The caves are 11 stories high with fleurines on every level.

The cheese is ripened in the stone cellars which can holding up to 300, 000 loaves of cheese and as many as 1, 400, 000 in an entire season. The cheese loaves are placed by hand on the salted wooden shelves, the air being constantly renewed by the natural fleurines.

It is here that the penicillium roqueforti develops. The salt melts and is diffused and the cheese becomes creamy. Taking between 14-25 days, the cellar master plays a key role in the process.

All the attributes of this unique environment, the stone, the wood and wind from the fleurines, play an essential role in making the distinctive cheese we know today.

Roquefort Société World War II heros

In 1942, the managing directors of the Roquefort Société, Léon Freychet and Jean Bosc, together with some others opened a ‘youth hostel’ in nearby Tendigues to hide people, weapons and supplies for the Resistance.

When the Village of Roquefort-sur-Soulzon was invaded on January 1st 1944, Bosc and Freychet escaped.
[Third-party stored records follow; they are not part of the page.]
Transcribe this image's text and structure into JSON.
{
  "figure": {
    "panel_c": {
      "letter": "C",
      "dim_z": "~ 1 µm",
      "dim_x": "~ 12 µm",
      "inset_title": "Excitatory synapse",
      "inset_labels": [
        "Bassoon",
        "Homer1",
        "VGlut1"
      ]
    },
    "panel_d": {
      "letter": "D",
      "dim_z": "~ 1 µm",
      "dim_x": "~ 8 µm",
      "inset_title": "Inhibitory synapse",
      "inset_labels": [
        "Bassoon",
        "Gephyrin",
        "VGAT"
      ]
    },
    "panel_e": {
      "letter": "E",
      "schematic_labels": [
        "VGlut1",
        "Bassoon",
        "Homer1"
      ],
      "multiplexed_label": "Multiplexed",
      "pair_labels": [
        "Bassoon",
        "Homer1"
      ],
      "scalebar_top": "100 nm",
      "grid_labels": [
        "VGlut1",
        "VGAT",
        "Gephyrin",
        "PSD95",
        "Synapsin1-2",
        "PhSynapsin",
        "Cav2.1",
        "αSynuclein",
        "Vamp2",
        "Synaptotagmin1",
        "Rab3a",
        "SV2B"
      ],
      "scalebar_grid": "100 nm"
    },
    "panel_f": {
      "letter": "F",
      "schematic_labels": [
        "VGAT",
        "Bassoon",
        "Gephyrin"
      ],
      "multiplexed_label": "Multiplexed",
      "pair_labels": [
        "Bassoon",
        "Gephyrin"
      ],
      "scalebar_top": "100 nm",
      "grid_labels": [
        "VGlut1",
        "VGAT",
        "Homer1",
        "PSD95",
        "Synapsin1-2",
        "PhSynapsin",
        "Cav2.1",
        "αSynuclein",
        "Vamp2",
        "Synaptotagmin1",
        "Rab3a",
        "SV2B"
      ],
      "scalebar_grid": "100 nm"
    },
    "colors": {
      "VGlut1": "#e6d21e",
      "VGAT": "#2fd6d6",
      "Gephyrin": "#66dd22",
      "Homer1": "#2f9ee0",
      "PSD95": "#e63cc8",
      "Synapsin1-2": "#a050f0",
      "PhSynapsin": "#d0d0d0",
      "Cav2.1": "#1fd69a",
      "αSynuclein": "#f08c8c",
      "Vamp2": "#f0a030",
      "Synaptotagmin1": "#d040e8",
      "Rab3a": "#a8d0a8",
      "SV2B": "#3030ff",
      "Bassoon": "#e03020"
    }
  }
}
Freychet was later captured and sent to Buchenwald Concentration Camp. He survived, and on his return from Buchenwald was instrumental in creating the company’s worker’s committee, a research laboratory and a training center for young shepherds.

La Couvertoirade in Larzac, the county of the Templars

La Couvertoirade lies in the Larzac Valley about 45km south of Roquefort-sur-Soulzon still in the Parc natural regional des Grands Causses.

Outside the village by the ramparts is La Cour Neuve (The New Yard), built between 1439-1445 during the Hundreds Years War. It was here that goods for the village were unloaded and through the centuries it was where the consuls gathered for public meetings.

Entering the village under the archway, to then walk along the medieval streets, one is immediately  plunged back into the past.

La Couvertoirade is one of several villages founded by The Knights Templar and then fortified by The Knights Hospitallers.

The Knights Templar were formed in 1118 by Hugh de Payens, a knight from the Champagne region of France to protect pilgrims traveling to The Holy Land. In 1128 the Treaty of Troyes gave them official approval and for 150 years they grouped together around settlements such as La Couvertoirade. The Order prospered acquiring land and many new noble members. But, in 1312, it was abolished by the Pope and all its possessions were given to the Knights Hospitaller of St. John of Jerusalem.

The Hospitaller were a military order established around 1070 to manage a hospital for sick pilgrims in Jerusalem. In 1310 they had become the Knights of Rhodes. They enriched the villages of the Larzac region until the 16th century when they were taken over by the Hugenots. From 1530 they were known as the Knights of Malta. They wore a black habit, with a white eight-pointed Maltese Cross. Some members later moved to Russia where the order collapsed in the early 1800’s. In the 1830’s the Order was restored in England and still remains today caring for the sick.

Lodève

Our last stop in Larzac, the county of the Hospitaller, was Lodève where we visited St Fulcran Cathedral, a Gothic 13th and 14th century cathedral dedicated to St-Géniez and then St Fulcran.

Our trip ended in Arles back in Provence. An hour from home we stopped and eat dinner under the Roman arches of this beautiful city’s amphitheatre.  Inspired by the Roman Coliseum it was built in 90AD and is still in use today. So much history in this mystical part of France.